A digitalização de documentos ajuda empresas a reduzir arquivos físicos, acelerar consultas e compartilhar informações com equipes em diferentes locais. Porém, transformar uma folha em PDF não basta para que a cópia digital produza os mesmos efeitos legais do original. A validade depende de um processo capaz de preservar autenticidade, integridade, legibilidade e rastreabilidade.
Essa diferença merece atenção de empresários, profissionais de RH, administradores e equipes de TI que lidam com contratos, fichas e registros internos. Com procedimentos adequados, a empresa ganha eficiência sem criar um novo risco documental. Entenda os requisitos legais e veja como estruturar uma digitalização segura.
Sumário
ToggleO que é digitalização de documentos?
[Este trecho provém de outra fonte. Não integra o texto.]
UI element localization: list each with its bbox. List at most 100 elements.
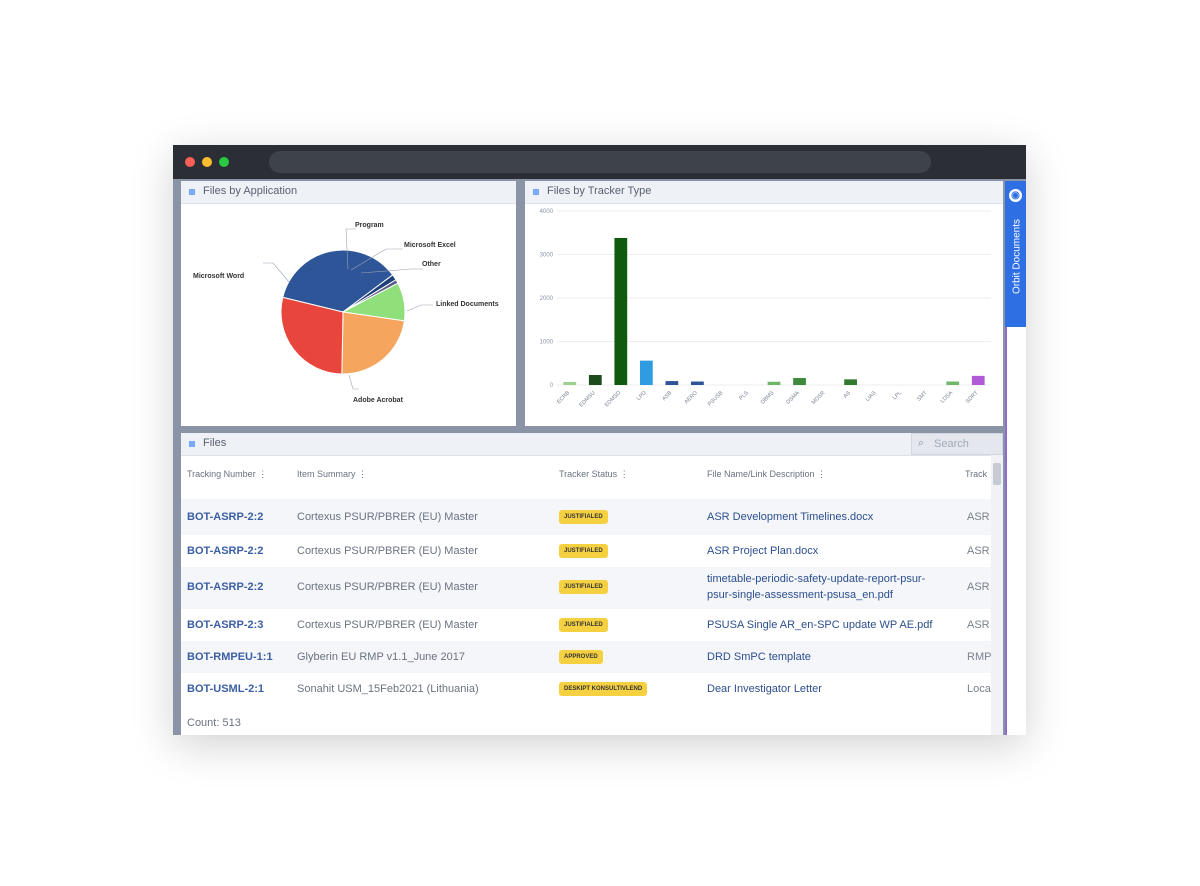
column-header-tracking-number[interactable]: Tracking Number ⋮ (187, 469, 267, 480)
search-input[interactable]: ⌕ Search (911, 433, 1003, 455)
x-tick-label: DBMS (760, 390, 776, 406)
maximize-window-button[interactable] (219, 157, 229, 167)
pie-slice-linked-documents[interactable] (341, 311, 405, 375)
column-header-file-name[interactable]: File Name/Link Description ⋮ (707, 469, 826, 480)
tracking-number-link[interactable]: BOT-ASRP-2:2 (187, 581, 263, 593)
table-row[interactable]: BOT-ASRP-2:2 Cortexus PSUR/PBRER (EU) Ma… (181, 567, 991, 609)
bar-dbms[interactable] (767, 381, 781, 385)
pie-label-linked: Linked Documents (436, 301, 499, 308)
bar-edmsu[interactable] (588, 374, 602, 385)
pie-label-excel: Microsoft Excel (404, 242, 456, 249)
bar-ecrb[interactable] (563, 381, 577, 385)
dashboard-content: Files by Application Program Microsoft E… (173, 179, 1026, 735)
y-tick-label: 2000 (540, 296, 554, 302)
pie-label-program: Program (355, 222, 384, 229)
table-row[interactable]: BOT-USML-2:1 Sonahit USM_15Feb2021 (Lith… (181, 673, 991, 705)
file-link[interactable]: timetable-periodic-safety-update-report-… (707, 571, 925, 603)
tracking-number-link[interactable]: BOT-RMPEU-1:1 (187, 651, 273, 663)
address-bar[interactable] (269, 151, 931, 173)
minimize-window-button[interactable] (202, 157, 212, 167)
table-row[interactable]: BOT-ASRP-2:3 Cortexus PSUR/PBRER (EU) Ma… (181, 609, 991, 641)
x-tick-label: SMT (916, 390, 929, 403)
file-link[interactable]: DRD SmPC template (707, 649, 811, 665)
file-link[interactable]: Dear Investigator Letter (707, 681, 822, 697)
x-tick-label: PSUSB (707, 390, 725, 408)
column-header-tracker-status[interactable]: Tracker Status ⋮ (559, 469, 629, 480)
table-row[interactable]: BOT-ASRP-2:2 Cortexus PSUR/PBRER (EU) Ma… (181, 535, 991, 567)
panel-square-icon (189, 441, 195, 447)
bar-chart: 4000 3000 2000 1000 0ECRB EDMSU EDMSD LPD ASB AER… (540, 209, 991, 408)
x-tick-label: LDSA (940, 390, 955, 405)
y-tick-label: 4000 (540, 209, 554, 215)
sidetab-track (1005, 327, 1026, 735)
track-type: RMP (967, 651, 992, 663)
bar-asb[interactable] (665, 381, 679, 385)
panel-title: Files (203, 437, 227, 449)
bar-dsma[interactable] (793, 378, 806, 385)
close-window-button[interactable] (185, 157, 195, 167)
x-tick-label: LIAS (865, 390, 878, 403)
bar-aero[interactable] (691, 381, 704, 385)
x-tick-label: AS (843, 390, 853, 400)
browser-titlebar (173, 145, 1026, 179)
x-tick-label: DSMA (785, 390, 801, 406)
bar-sdrt[interactable] (971, 375, 985, 385)
orbit-documents-tab[interactable]: ◉ Orbit Documents (1005, 181, 1026, 327)
files-by-tracker-type-panel: Files by Tracker Type 4000 3000 2000 1000 0 E… (525, 181, 1003, 426)
bar-lpd[interactable] (639, 360, 653, 385)
track-type: ASR (967, 545, 990, 557)
status-badge: JUSTIFIALED (559, 618, 608, 632)
pie-label-other: Other (422, 261, 441, 268)
tracking-number-link[interactable]: BOT-ASRP-2:2 (187, 545, 263, 557)
item-summary: Glyberin EU RMP v1.1_June 2017 (297, 651, 465, 663)
x-tick-label: ECRB (556, 390, 571, 405)
table-row[interactable]: BOT-RMPEU-1:1 Glyberin EU RMP v1.1_June … (181, 641, 991, 673)
row-count: Count: 513 (187, 717, 241, 729)
files-by-application-panel: Files by Application Program Microsoft E… (181, 181, 516, 426)
tracking-number-link[interactable]: BOT-ASRP-2:2 (187, 511, 263, 523)
bar-edmsd[interactable] (614, 237, 628, 385)
panel-header: Files by Application (181, 181, 516, 204)
status-badge: DESKIPT KONSULTIVLEND (559, 682, 648, 696)
table-scrollbar[interactable] (991, 455, 1003, 735)
status-badge: JUSTIFIALED (559, 544, 608, 558)
status-badge: JUSTIFIALED (559, 580, 608, 594)
y-tick-label: 0 (550, 383, 554, 389)
panel-square-icon (189, 189, 195, 195)
track-type: ASR (967, 619, 990, 631)
track-type: ASR (967, 581, 990, 593)
globe-icon: ◉ (1009, 189, 1022, 202)
x-tick-label: EDMSD (604, 390, 622, 408)
column-header-item-summary[interactable]: Item Summary ⋮ (297, 469, 367, 480)
panel-title: Files by Tracker Type (547, 185, 652, 197)
track-type: ASR (967, 511, 990, 523)
item-summary: Cortexus PSUR/PBRER (EU) Master (297, 581, 478, 593)
pie-chart (263, 228, 433, 390)
pie-label-acrobat: Adobe Acrobat (353, 397, 403, 404)
panel-header: Files by Tracker Type (525, 181, 1003, 204)
x-tick-label: SDRT (965, 390, 980, 405)
status-badge: JUSTIFIALED (559, 510, 608, 524)
tracking-number-link[interactable]: BOT-ASRP-2:3 (187, 619, 263, 631)
bar-ldsa[interactable] (946, 381, 960, 385)
status-badge: APPROVED (559, 650, 603, 664)
track-type: Loca (967, 683, 991, 695)
file-link[interactable]: ASR Project Plan.docx (707, 543, 818, 559)
scrollbar-thumb[interactable] (993, 463, 1001, 485)
item-summary: Cortexus PSUR/PBRER (EU) Master (297, 511, 478, 523)
sidetab-label: Orbit Documents (1011, 218, 1023, 295)
x-tick-label: EDMSU (578, 390, 596, 408)
file-link[interactable]: ASR Development Timelines.docx (707, 509, 873, 525)
bar-as[interactable] (844, 379, 857, 385)
table-row[interactable]: BOT-ASRP-2:2 Cortexus PSUR/PBRER (EU) Ma… (181, 499, 991, 535)
x-tick-label: LPD (636, 390, 648, 402)
x-tick-label: MDSR (811, 390, 827, 406)
file-link[interactable]: PSUSA Single AR_en-SPC update WP AE.pdf (707, 617, 932, 633)
column-header-track[interactable]: Track (965, 469, 987, 479)
item-summary: Sonahit USM_15Feb2021 (Lithuania) (297, 683, 479, 695)
item-summary: Cortexus PSUR/PBRER (EU) Master (297, 545, 478, 557)
x-tick-label: PLS (738, 390, 750, 402)
x-tick-label: LPL (892, 390, 903, 401)
y-tick-label: 3000 (540, 253, 554, 259)
tracking-number-link[interactable]: BOT-USML-2:1 (187, 683, 264, 695)
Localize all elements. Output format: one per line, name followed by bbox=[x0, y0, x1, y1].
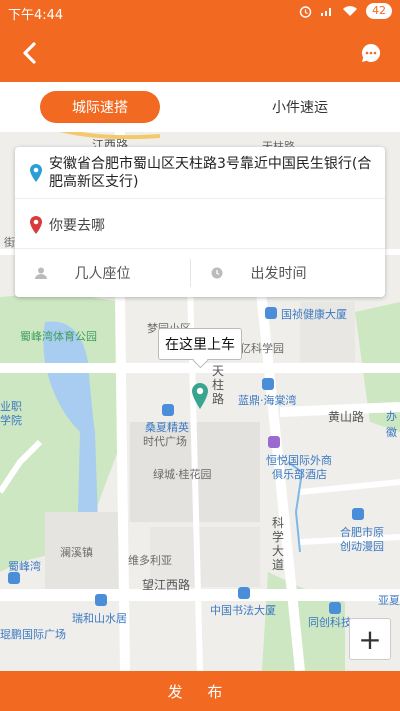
poi-marker bbox=[95, 594, 107, 606]
signal-icon bbox=[321, 8, 331, 16]
map-label: 黄山路 bbox=[328, 410, 365, 424]
departure-time-label: 出发时间 bbox=[250, 266, 307, 282]
trip-options-row: 几人座位 出发时间 bbox=[15, 249, 385, 297]
map-label: 创动漫园 bbox=[340, 540, 384, 553]
alarm-icon bbox=[299, 5, 312, 18]
publish-button[interactable]: 发 布 bbox=[0, 671, 400, 711]
poi-marker bbox=[8, 572, 20, 584]
back-button[interactable] bbox=[12, 36, 46, 70]
from-address-text: 安徽省合肥市蜀山区天柱路3号靠近中国民生银行(合肥高新区支行) bbox=[49, 156, 372, 190]
map-label: 科学大道 bbox=[272, 516, 285, 572]
seats-selector[interactable]: 几人座位 bbox=[15, 249, 190, 297]
seats-label: 几人座位 bbox=[74, 266, 131, 282]
map-label: 望江西路 bbox=[142, 578, 191, 592]
departure-time-selector[interactable]: 出发时间 bbox=[191, 249, 366, 297]
person-icon bbox=[35, 267, 47, 279]
location-pin-red-icon bbox=[30, 216, 42, 234]
poi-marker bbox=[162, 404, 174, 416]
mode-tabs: 城际速搭 小件速运 bbox=[0, 82, 400, 132]
back-arrow-icon bbox=[23, 42, 36, 64]
status-time: 下午4:44 bbox=[8, 8, 64, 23]
status-icons: 42 bbox=[299, 3, 392, 19]
map-label: 瑞和山水居 bbox=[72, 612, 127, 625]
tab-parcel-delivery[interactable]: 小件速运 bbox=[240, 91, 360, 123]
chat-button[interactable] bbox=[354, 36, 388, 70]
map-label: 徽 bbox=[386, 426, 397, 439]
chat-bubble-icon bbox=[361, 43, 381, 62]
zoom-in-button[interactable]: + bbox=[349, 618, 391, 660]
map-label: 天柱路 bbox=[212, 364, 225, 406]
map-label: 亿科学园 bbox=[240, 342, 284, 355]
map-label: 亚夏 bbox=[378, 594, 400, 607]
pickup-here-bubble: 在这里上车 bbox=[158, 328, 242, 360]
tab-intercity-ride[interactable]: 城际速搭 bbox=[40, 91, 160, 123]
from-address-row[interactable]: 安徽省合肥市蜀山区天柱路3号靠近中国民生银行(合肥高新区支行) bbox=[15, 147, 385, 199]
map-label: 学院 bbox=[0, 414, 22, 427]
map-label: 时代广场 bbox=[143, 435, 187, 448]
hotel-marker bbox=[268, 436, 280, 448]
map-label: 街 bbox=[4, 236, 15, 249]
map-label: 蓝鼎·海棠湾 bbox=[238, 394, 297, 407]
status-bar: 下午4:44 42 bbox=[0, 0, 400, 24]
poi-marker bbox=[352, 508, 364, 520]
clock-icon bbox=[211, 267, 223, 279]
map-label: 办 bbox=[386, 410, 397, 423]
poi-marker bbox=[265, 307, 277, 319]
wifi-icon bbox=[343, 6, 357, 16]
map-label: 蜀峰湾体育公园 bbox=[20, 330, 97, 343]
map-label: 维多利亚 bbox=[128, 554, 172, 567]
battery-indicator: 42 bbox=[366, 3, 392, 19]
map-label: 国祯健康大厦 bbox=[281, 308, 347, 321]
trip-form-card: 安徽省合肥市蜀山区天柱路3号靠近中国民生银行(合肥高新区支行) 你要去哪 几人座… bbox=[15, 147, 385, 297]
map-label: 中国书法大厦 bbox=[210, 604, 276, 617]
poi-marker bbox=[329, 602, 341, 614]
pickup-marker-icon bbox=[192, 383, 208, 409]
map-label: 俱乐部酒店 bbox=[272, 468, 327, 481]
map-label: 琨鹏国际广场 bbox=[0, 628, 66, 641]
map-label: 绿城·桂花园 bbox=[153, 468, 212, 481]
poi-marker bbox=[238, 587, 250, 599]
destination-placeholder: 你要去哪 bbox=[49, 218, 105, 234]
map-label: 澜溪镇 bbox=[60, 546, 93, 559]
location-pin-blue-icon bbox=[30, 164, 42, 182]
map-label: 同创科技 bbox=[308, 616, 352, 629]
poi-marker bbox=[262, 378, 274, 390]
destination-row[interactable]: 你要去哪 bbox=[15, 199, 385, 249]
app-bar bbox=[0, 24, 400, 82]
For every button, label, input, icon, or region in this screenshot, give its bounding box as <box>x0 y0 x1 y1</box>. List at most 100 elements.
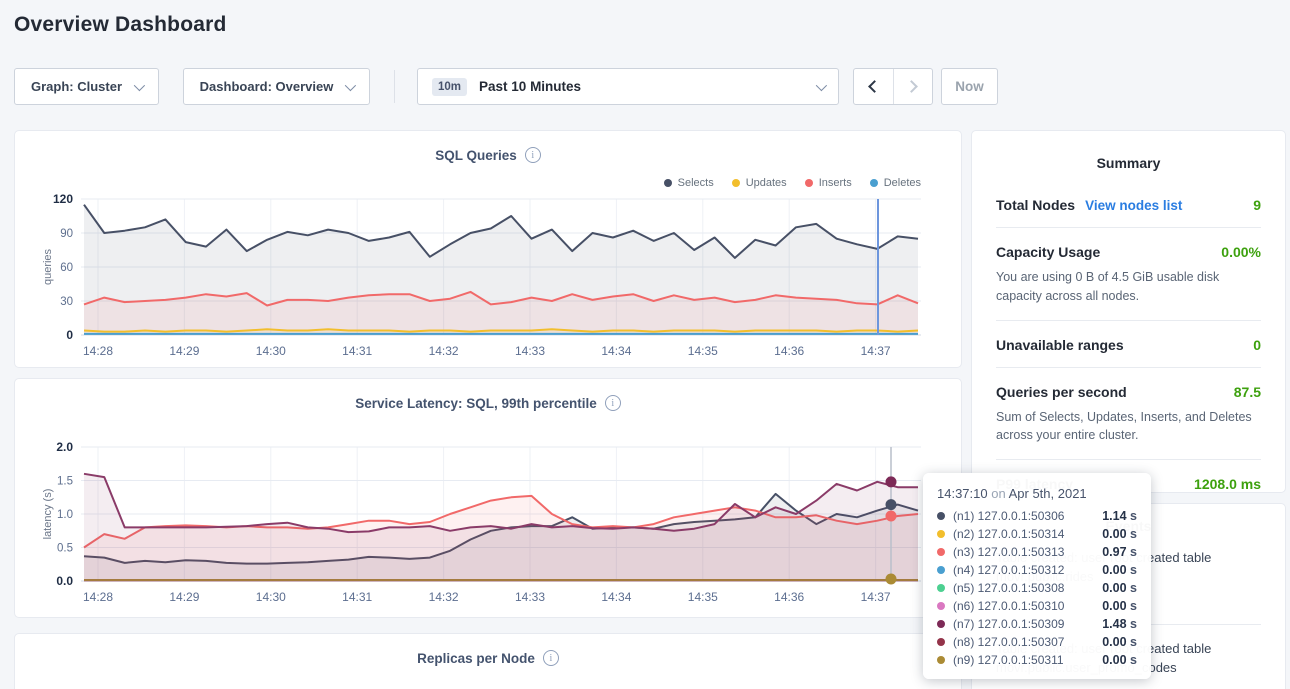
svg-text:14:29: 14:29 <box>169 590 199 604</box>
tooltip-row: (n7) 127.0.0.1:50309 1.48 s <box>937 615 1137 633</box>
node-latency-value: 0.00 s <box>1102 599 1137 613</box>
svg-text:90: 90 <box>60 228 73 240</box>
tooltip-row: (n8) 127.0.0.1:50307 0.00 s <box>937 633 1137 651</box>
range-badge: 10m <box>432 78 467 96</box>
tooltip-timestamp: 14:37:10 on Apr 5th, 2021 <box>937 486 1137 501</box>
summary-row: Unavailable ranges 0 <box>996 320 1261 367</box>
svg-text:0: 0 <box>66 328 73 342</box>
sql-queries-card: SQL Queries SelectsUpdatesInsertsDeletes… <box>14 130 962 368</box>
toolbar-divider <box>394 70 395 103</box>
svg-text:14:32: 14:32 <box>429 344 459 358</box>
node-latency-value: 0.00 s <box>1102 563 1137 577</box>
info-icon[interactable] <box>543 650 559 666</box>
next-time-button[interactable] <box>893 69 933 104</box>
svg-text:2.0: 2.0 <box>56 440 73 454</box>
page-title: Overview Dashboard <box>14 13 227 37</box>
svg-text:14:31: 14:31 <box>342 344 372 358</box>
summary-value: 0.00% <box>1221 244 1261 260</box>
summary-description: Sum of Selects, Updates, Inserts, and De… <box>996 408 1261 446</box>
node-latency-value: 0.00 s <box>1102 653 1137 667</box>
node-latency-value: 0.00 s <box>1102 581 1137 595</box>
view-nodes-list-link[interactable]: View nodes list <box>1085 198 1182 213</box>
chart-header: Replicas per Node <box>15 650 961 666</box>
graph-dropdown[interactable]: Graph: Cluster <box>14 68 159 105</box>
node-address: (n4) 127.0.0.1:50312 <box>953 563 1064 577</box>
node-color-dot <box>937 566 945 574</box>
graph-dropdown-label: Graph: Cluster <box>31 79 122 94</box>
dashboard-dropdown[interactable]: Dashboard: Overview <box>183 68 370 105</box>
node-address: (n2) 127.0.0.1:50314 <box>953 527 1064 541</box>
summary-value: 1208.0 ms <box>1194 476 1261 492</box>
node-latency-value: 1.48 s <box>1102 617 1137 631</box>
node-address: (n9) 127.0.0.1:50311 <box>953 653 1064 667</box>
node-address: (n3) 127.0.0.1:50313 <box>953 545 1064 559</box>
svg-text:0.0: 0.0 <box>56 574 73 588</box>
svg-text:120: 120 <box>53 192 73 206</box>
summary-label: Unavailable ranges <box>996 337 1124 353</box>
time-step-buttons <box>853 68 933 105</box>
svg-text:14:36: 14:36 <box>774 590 804 604</box>
tooltip-date: Apr 5th, 2021 <box>1009 486 1087 501</box>
tooltip-rows: (n1) 127.0.0.1:50306 1.14 s (n2) 127.0.0.1… <box>937 507 1137 669</box>
chevron-right-icon <box>905 80 918 93</box>
chevron-down-icon <box>816 79 827 90</box>
svg-text:14:35: 14:35 <box>688 344 718 358</box>
svg-text:latency (s): latency (s) <box>42 489 54 540</box>
node-color-dot <box>937 530 945 538</box>
summary-rows: Total Nodes View nodes list 9 Capacity Usag… <box>972 181 1285 506</box>
range-label: Past 10 Minutes <box>479 79 581 94</box>
tooltip-row: (n4) 127.0.0.1:50312 0.00 s <box>937 561 1137 579</box>
svg-text:14:28: 14:28 <box>83 344 113 358</box>
summary-value: 9 <box>1253 197 1261 213</box>
node-color-dot <box>937 548 945 556</box>
summary-label: Queries per second <box>996 384 1127 400</box>
node-latency-value: 0.00 s <box>1102 527 1137 541</box>
summary-label: Capacity Usage <box>996 244 1100 260</box>
node-address: (n5) 127.0.0.1:50308 <box>953 581 1064 595</box>
node-address: (n8) 127.0.0.1:50307 <box>953 635 1064 649</box>
summary-row: Queries per second87.5Sum of Selects, Up… <box>996 367 1261 460</box>
service-latency-chart[interactable]: 14:2814:2914:3014:3114:3214:3314:3414:35… <box>15 379 963 619</box>
node-latency-value: 1.14 s <box>1102 509 1137 523</box>
svg-text:queries: queries <box>42 248 54 285</box>
node-color-dot <box>937 638 945 646</box>
node-color-dot <box>937 656 945 664</box>
node-color-dot <box>937 620 945 628</box>
svg-text:30: 30 <box>60 296 73 308</box>
tooltip-time: 14:37:10 <box>937 486 988 501</box>
node-address: (n6) 127.0.0.1:50310 <box>953 599 1064 613</box>
svg-text:1.0: 1.0 <box>57 509 73 521</box>
summary-label: Total Nodes <box>996 197 1075 213</box>
node-latency-value: 0.97 s <box>1102 545 1137 559</box>
node-color-dot <box>937 602 945 610</box>
node-address: (n7) 127.0.0.1:50309 <box>953 617 1064 631</box>
replicas-per-node-card: Replicas per Node <box>14 633 962 689</box>
svg-text:1.5: 1.5 <box>57 476 73 488</box>
chevron-down-icon <box>345 79 356 90</box>
summary-description: You are using 0 B of 4.5 GiB usable disk… <box>996 268 1261 306</box>
time-range-dropdown[interactable]: 10m Past 10 Minutes <box>417 68 839 105</box>
tooltip-row: (n9) 127.0.0.1:50311 0.00 s <box>937 651 1137 669</box>
chevron-down-icon <box>134 79 145 90</box>
node-latency-value: 0.00 s <box>1102 635 1137 649</box>
chevron-left-icon <box>868 80 881 93</box>
chart-title: Replicas per Node <box>417 651 535 666</box>
chart-tooltip: 14:37:10 on Apr 5th, 2021 (n1) 127.0.0.1… <box>923 473 1151 679</box>
summary-row: Total Nodes View nodes list 9 <box>996 181 1261 227</box>
summary-row: Capacity Usage 0.00% You are using 0 B of … <box>996 227 1261 320</box>
summary-value: 0 <box>1253 337 1261 353</box>
prev-time-button[interactable] <box>854 69 893 104</box>
svg-text:14:37: 14:37 <box>861 344 891 358</box>
dashboard-dropdown-label: Dashboard: Overview <box>200 79 334 94</box>
node-address: (n1) 127.0.0.1:50306 <box>953 509 1064 523</box>
svg-text:0.5: 0.5 <box>57 543 73 555</box>
svg-text:14:37: 14:37 <box>861 590 891 604</box>
tooltip-row: (n2) 127.0.0.1:50314 0.00 s <box>937 525 1137 543</box>
sql-queries-chart[interactable]: 14:2814:2914:3014:3114:3214:3314:3414:35… <box>15 131 963 369</box>
overview-dashboard-page: Overview Dashboard Graph: Cluster Dashbo… <box>0 0 1290 689</box>
svg-text:14:32: 14:32 <box>429 590 459 604</box>
now-button[interactable]: Now <box>941 68 998 105</box>
node-color-dot <box>937 512 945 520</box>
svg-text:14:30: 14:30 <box>256 590 286 604</box>
tooltip-connector: on <box>991 486 1005 501</box>
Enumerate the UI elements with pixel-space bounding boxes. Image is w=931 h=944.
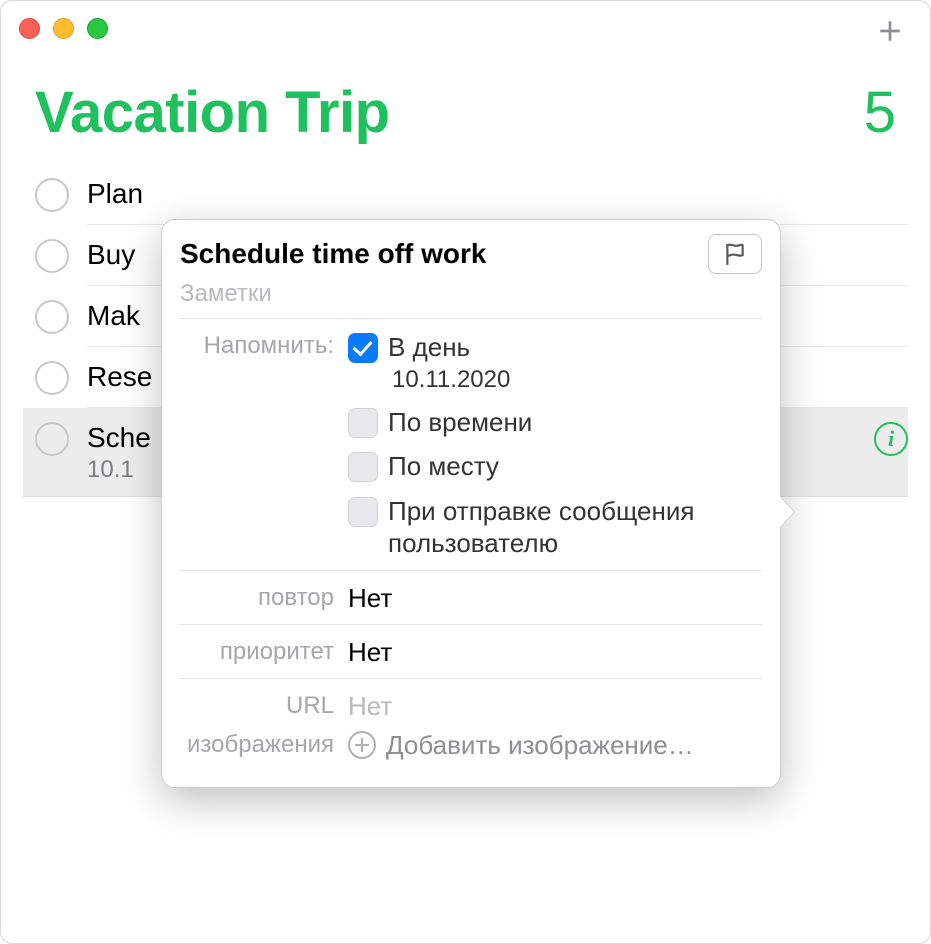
remind-section: Напомнить: В день 10.11.2020 По времени …: [180, 319, 762, 571]
popover-header: Schedule time off work: [180, 234, 762, 274]
remind-on-day-option[interactable]: В день 10.11.2020: [348, 331, 762, 394]
reminder-title: Plan: [69, 176, 143, 210]
by-time-label: По времени: [388, 406, 532, 439]
flag-icon: [724, 242, 746, 266]
checkbox-unchecked[interactable]: [348, 497, 378, 527]
images-row: изображения Добавить изображение…: [180, 726, 762, 771]
complete-toggle[interactable]: [35, 361, 69, 395]
list-count: 5: [864, 79, 896, 146]
reminder-title: Mak: [69, 298, 140, 332]
priority-label: приоритет: [180, 635, 348, 668]
close-window-button[interactable]: [19, 18, 40, 39]
list-title: Vacation Trip: [35, 79, 390, 146]
add-image-button[interactable]: Добавить изображение…: [348, 730, 762, 761]
remind-on-message-option[interactable]: При отправке сообщения пользователю: [348, 495, 762, 560]
zoom-window-button[interactable]: [87, 18, 108, 39]
add-image-label: Добавить изображение…: [386, 730, 694, 761]
reminder-title: Buy: [69, 237, 135, 271]
reminder-details-popover: Schedule time off work Заметки Напомнить…: [161, 219, 781, 788]
images-label: изображения: [180, 728, 348, 761]
remind-by-time-option[interactable]: По времени: [348, 406, 762, 439]
complete-toggle[interactable]: [35, 178, 69, 212]
checkbox-checked[interactable]: [348, 333, 378, 363]
repeat-label: повтор: [180, 581, 348, 614]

Digitalização de documentos é o processo de converter um documento físico em uma representação digital, seguindo critérios que permitam comprovar sua fidelidade ao original. A atividade vai além da captura da imagem: inclui preparação, conferência, indexação, autenticação, armazenamento e preservação.
Na prática, o escaneamento comum gera uma cópia útil para consulta ou envio. Já a digitalização oficial preserva os efeitos legais do documento físico quando atende aos requisitos aplicáveis. Essa distinção evita que a empresa descarte um original com base em um arquivo incompleto, ilegível ou sem elementos capazes de demonstrar sua origem e integridade.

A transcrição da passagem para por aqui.